What support have you received throughout your career that has allowed you to advance your scholarship? 

I have been fortunate enough to receive funding from several institutions. My dissertation research was funded by a Fulbright-Hays DDRA fellowship and the American Councils Advanced Research Scholars Program. The ASEEES Cohen-Tucker Dissertation Completion Fellowship gave me a chance to focus on writing for an entire academic year. The Kennan Institute and the National Council for Eurasian and East European Research have generously supported research and writing since I graduated in May 2022. 

What is your current research project?  

As a Postdoctoral Fellow at the Weatherhead Initiative on Global History at Harvard University, during the academic year 2023-2024 I’ll be working primarily on two major projects.  

First, I am turning my dissertation, “Making Socialism Work!: The Shchekino Method and the Drive to Modernize Soviet Industry,” into a monograph. The manuscript examines Soviet efforts to improve social and economic conditions during the late twentieth century. It does so to understand Soviet socialism’s capacity to evolve. “Making Socialism Work” is, at once, a social history of work, an economic history of a factory, and an intellectual history of social science and policy making. At its core, the work is comparative. Though labor history long ago took a “global turn,” the Soviet Union has been left entirely out of these discussions. This is due in large part to an enduring vision that the Soviet economy “stagnated” in its early twentieth century form. In this literature, Soviet socialism represents the stubborn, unchanging “other” of an intrinsically dynamic Western capitalism. “Making Socialism Work” takes aim at these tropes to show how Soviet economic management and labor organization evolved in a way that resembled, but did not duplicate, changes in the capitalist world. 

Second, I am co-editing, along with Emily Elliott, a volume on Soviet labor history that seeks to place the history of Soviet labor into conversation with that of the rest of the world. The collection of contributors we have put together is superb; I am fascinated by all of their topics, and I feel very lucky to have the opportunity to work with them to present their articles to the field. The volume is under contract with Lexington Books. 
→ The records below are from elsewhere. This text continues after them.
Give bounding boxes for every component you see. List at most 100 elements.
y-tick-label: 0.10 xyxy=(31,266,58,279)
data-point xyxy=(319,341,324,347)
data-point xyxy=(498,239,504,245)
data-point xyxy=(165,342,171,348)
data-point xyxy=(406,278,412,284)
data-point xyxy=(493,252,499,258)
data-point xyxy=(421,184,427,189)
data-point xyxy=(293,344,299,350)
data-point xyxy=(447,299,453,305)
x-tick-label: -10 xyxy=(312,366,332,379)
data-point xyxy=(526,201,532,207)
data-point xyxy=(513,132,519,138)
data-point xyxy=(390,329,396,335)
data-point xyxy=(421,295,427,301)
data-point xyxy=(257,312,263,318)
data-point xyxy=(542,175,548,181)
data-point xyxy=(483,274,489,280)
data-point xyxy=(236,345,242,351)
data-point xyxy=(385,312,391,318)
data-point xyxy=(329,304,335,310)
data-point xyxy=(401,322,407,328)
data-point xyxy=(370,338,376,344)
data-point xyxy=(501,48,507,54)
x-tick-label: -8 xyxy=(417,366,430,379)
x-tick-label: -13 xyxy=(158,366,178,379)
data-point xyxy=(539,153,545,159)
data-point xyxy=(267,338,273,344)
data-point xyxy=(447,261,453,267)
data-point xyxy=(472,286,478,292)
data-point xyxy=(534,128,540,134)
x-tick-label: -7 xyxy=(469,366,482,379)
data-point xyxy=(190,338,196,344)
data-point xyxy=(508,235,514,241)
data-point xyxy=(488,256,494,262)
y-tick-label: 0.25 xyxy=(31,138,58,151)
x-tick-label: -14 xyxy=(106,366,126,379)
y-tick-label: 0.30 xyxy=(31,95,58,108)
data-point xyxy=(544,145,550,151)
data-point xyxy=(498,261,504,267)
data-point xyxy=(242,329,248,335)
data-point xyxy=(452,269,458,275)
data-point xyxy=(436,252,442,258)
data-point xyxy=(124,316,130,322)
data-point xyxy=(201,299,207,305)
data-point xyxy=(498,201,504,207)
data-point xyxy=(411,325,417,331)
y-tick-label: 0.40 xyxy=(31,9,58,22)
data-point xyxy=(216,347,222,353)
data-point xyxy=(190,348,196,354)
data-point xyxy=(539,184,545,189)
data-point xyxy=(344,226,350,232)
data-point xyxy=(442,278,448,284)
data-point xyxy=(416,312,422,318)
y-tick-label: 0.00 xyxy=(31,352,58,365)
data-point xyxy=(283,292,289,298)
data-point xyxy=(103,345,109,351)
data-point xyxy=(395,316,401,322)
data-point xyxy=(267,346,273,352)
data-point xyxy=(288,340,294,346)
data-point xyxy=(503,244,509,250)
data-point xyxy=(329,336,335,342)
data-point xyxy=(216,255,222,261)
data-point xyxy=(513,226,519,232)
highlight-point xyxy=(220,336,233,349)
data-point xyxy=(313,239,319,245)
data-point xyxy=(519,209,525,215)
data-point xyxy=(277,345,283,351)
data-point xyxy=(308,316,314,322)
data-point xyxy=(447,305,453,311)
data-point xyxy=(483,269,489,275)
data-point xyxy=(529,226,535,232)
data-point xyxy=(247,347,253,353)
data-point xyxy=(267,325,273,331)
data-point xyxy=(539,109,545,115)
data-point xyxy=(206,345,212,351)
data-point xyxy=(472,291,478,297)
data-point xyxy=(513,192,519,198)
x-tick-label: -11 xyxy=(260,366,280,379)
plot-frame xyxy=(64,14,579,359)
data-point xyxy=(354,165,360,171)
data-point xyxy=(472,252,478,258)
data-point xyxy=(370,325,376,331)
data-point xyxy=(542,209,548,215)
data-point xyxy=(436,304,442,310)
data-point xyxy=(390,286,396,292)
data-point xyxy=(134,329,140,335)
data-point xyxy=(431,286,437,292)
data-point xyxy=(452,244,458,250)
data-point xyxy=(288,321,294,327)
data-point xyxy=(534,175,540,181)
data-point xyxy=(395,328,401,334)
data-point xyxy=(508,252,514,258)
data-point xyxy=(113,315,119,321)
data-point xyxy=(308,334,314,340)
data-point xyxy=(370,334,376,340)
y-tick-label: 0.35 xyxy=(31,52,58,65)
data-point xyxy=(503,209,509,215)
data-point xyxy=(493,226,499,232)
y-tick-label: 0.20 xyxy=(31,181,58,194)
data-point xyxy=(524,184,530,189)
What do you value about your ASEEES membership? How has your involvement with ASEEES helped to further your career? 

ASEEES has been instrumental to my career growth. I always learn so much from the annual convention – either from feedback I receive when presenting my own ideas or attending other panels. The conventions are also a great place to catch up with people I wish I could see more often and to meet really smart people who are doing good work. As I mentioned, the dissertation completion fellowship was an immense help. Winning the 2023 Tucker-Cohen Dissertation Prize is also very meaningful: it is very gratifying to have your ideas publicly supported by a committee of your peers; the prize will also make it possible for me to conduct research in the Baltics next summer. 

While I have a chance, I also want to say that, in my opinion, ASEEES does a remarkable job with everything it handles: everyone is always so kind, professional, prepared, and helpful. It’s a great organization to be a part of. 

Besides your professional work, what other interests and hobbies do you enjoy? 

I enjoy hanging out with my wife and our dogs; watching baseball games and horror movies; and listening to heavy metal and Motown. Whenever I have a chance, I love to spend time in nature: I won’t pretend that I actually know what I’m doing, but I really like birdwatching, for example. I also desperately want to meet a capybara.